Семь сувениров - стр. 25
Не получилось одновременно возлюбить и врага, и ближнего своего… Не получилось… Не всем это дано.
И где же теперь все эти люди из журнальных вырезок? Кто-то давно умер или был убит в криминальных разборках. Кто-то рылся по помойкам. Кто-то, отсидевшись пару лет в Москве, бежал в Чили. Кто-то до сих пор колесил по стране и загранице, давая концерты, несмотря на почтенный возраст и одышку. А кто-то жил в замке Хубертус в Баварии и время от времени рекламировал чемоданы Louis Vuitton.
Краснов вышел из прихожей и направился в кабинет Волкова. На этот раз, войдя в помещение, он тут же включил свет. Со стеллажей на него смотрели уже знакомые лица: Волков, Александра Генриховна, Василиса, маленький Игорь, тот самый спортивный парень в плавках, видимо друг Волкова – Константин, Семен Волков, Элеонора Михайловна…
Николай прошел через всю комнату, отодвинул стул и расположился за столом писателя. Он достал письма, с которыми работал дома, положил их поверх стопки бумаг.
На столе, кроме уже виденного ранее, Николай не обнаружил ничего интересного. В основном там лежали договоры с издательствами, копии рукописей, ксерокопии редких на тот момент книг. Также лежали уже просмотренные Николаем накануне стопки томов, приготовленные Волковым к прочтению незадолго до его смерти.
Николай полез в ящики и сразу наткнулся на стопку тетрадей. Он достал их, полистал одну за другой и понял, что слышал об этих дневниках ранее.

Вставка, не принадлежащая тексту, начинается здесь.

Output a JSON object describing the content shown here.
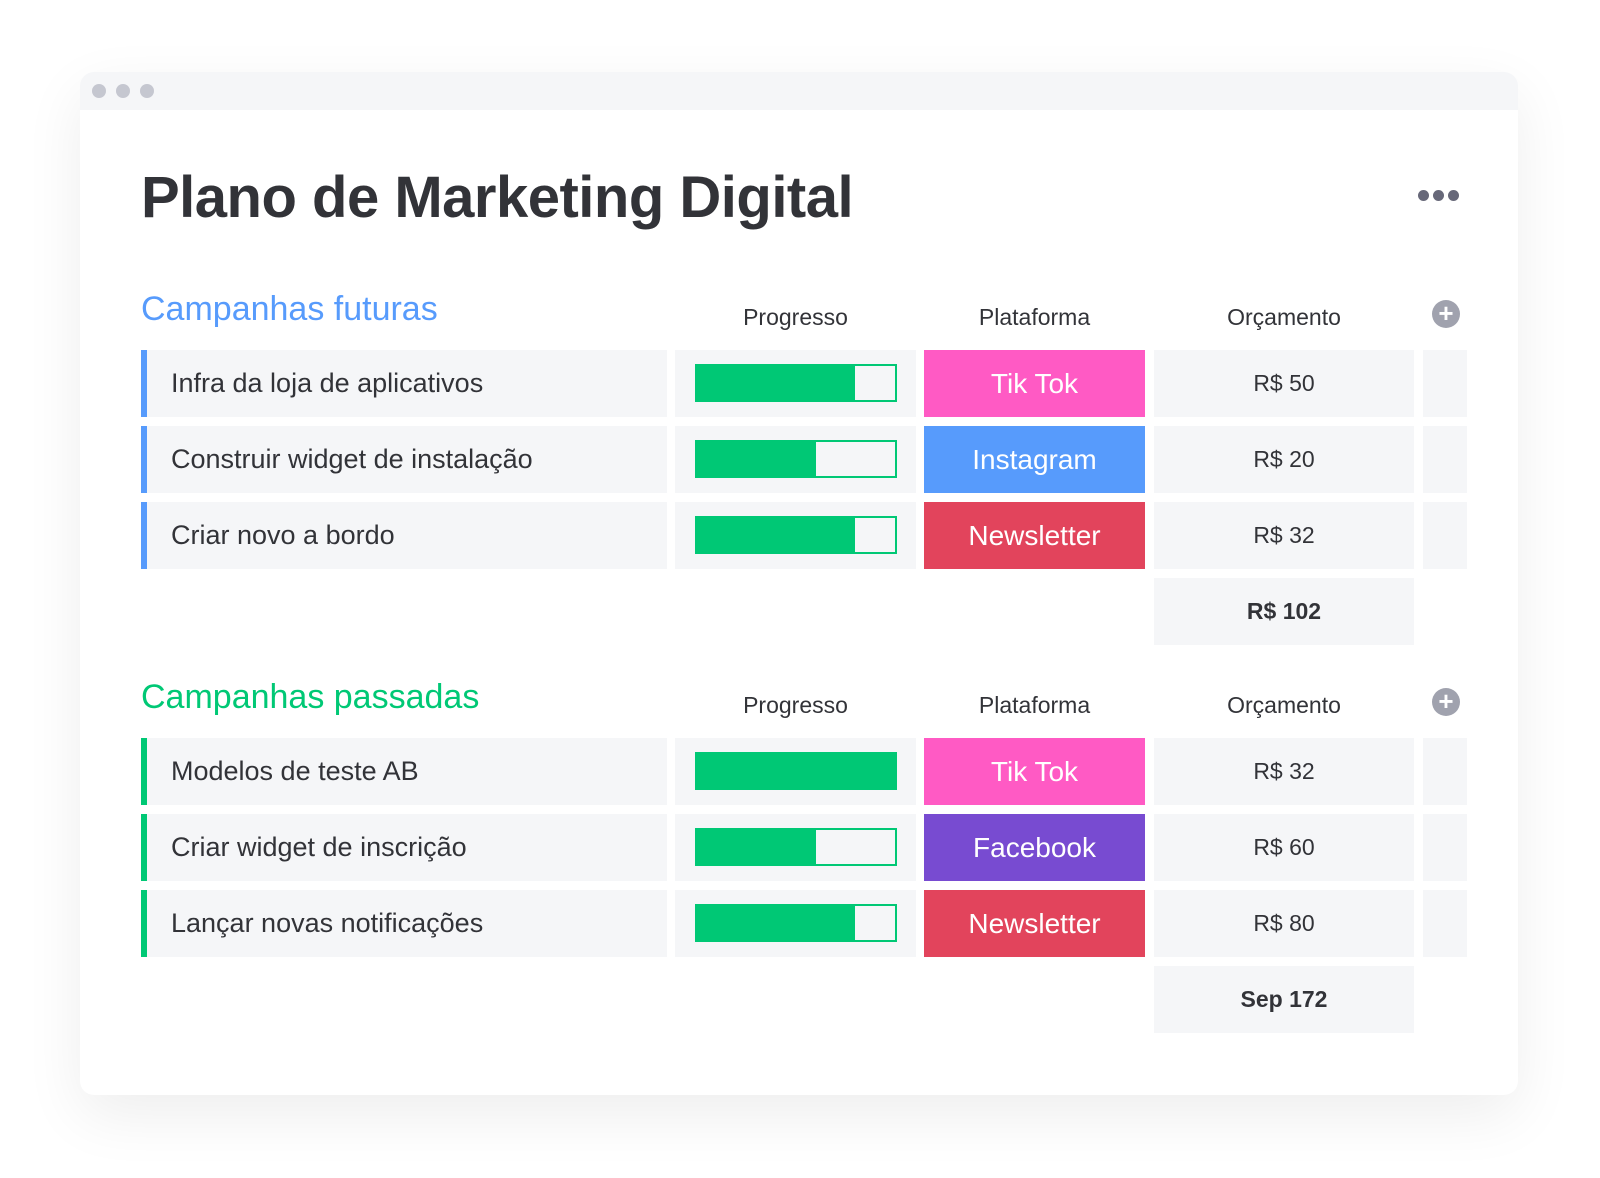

Это было что-то вроде выводов Волкова о разговорах с маньяком Радкевичем. Писатель посещал преступника в следственном изоляторе и общался с ним в присутствии следователя Шахова. Именно эти записи легли в основу знаменитого романа. По-видимому, таких встреч было десять. По поводу каждой из них он исписал по одной тетради в тридцать шесть листов. За время бесед с маньяком Волкову удалось разговорить преступника, узнать подробнее о мотивации некоторых его злодеяний. Ведь следствию удалось доказать только семь эпизодов, но, по всей видимости, преступлений за ним числилось больше.
Маньяк сначала отмалчивался, тянул время, переводил разговор в другое русло, но однажды именно Волкову, совершенно непроизвольно, после упоминания о каком-то ничего вроде бы не значащем эпизоде из его собственной биографии (о девочке из Ташкента времен войны), удалось вызвать в Радкевиче воспоминание о первом преступлении.
И тут все сдвинулось с мертвой точки. Понеслось. Николаю даже показалось, что Радкевич уловил в Волкове то ли родственную душу, то ли человека, способного его понять… Он говорил долго, подробно, память буквально выливалась из него, как зловонная жидкость из набухшего гнойника. Он вспоминал, вспоминал, поток слов был бесконечным. Его никто не прерывал. Шахов все записывал на магнитофон, а Волков, сидя в кабинете следователя, даже не пытался анализировать, просто слушал. Все выводы он делал уже после, когда возвращался в свою пустую квартиру.
О том самом эпизоде в Ташкенте Волков упомянул в первой тетради. Прямо в кабинете Шахова в его памяти возник далекий к тому времени двор школы, где писатель учился в первом и втором классах. На перемене дети носились друг за другом, играли в прятки, о чем-то шептались. Где-то шла страшная война, а здесь был небольшой островок мира, своеобразное Зазеркалье, перемещение из обители ужасов в иллюзорный теплый райский уголок.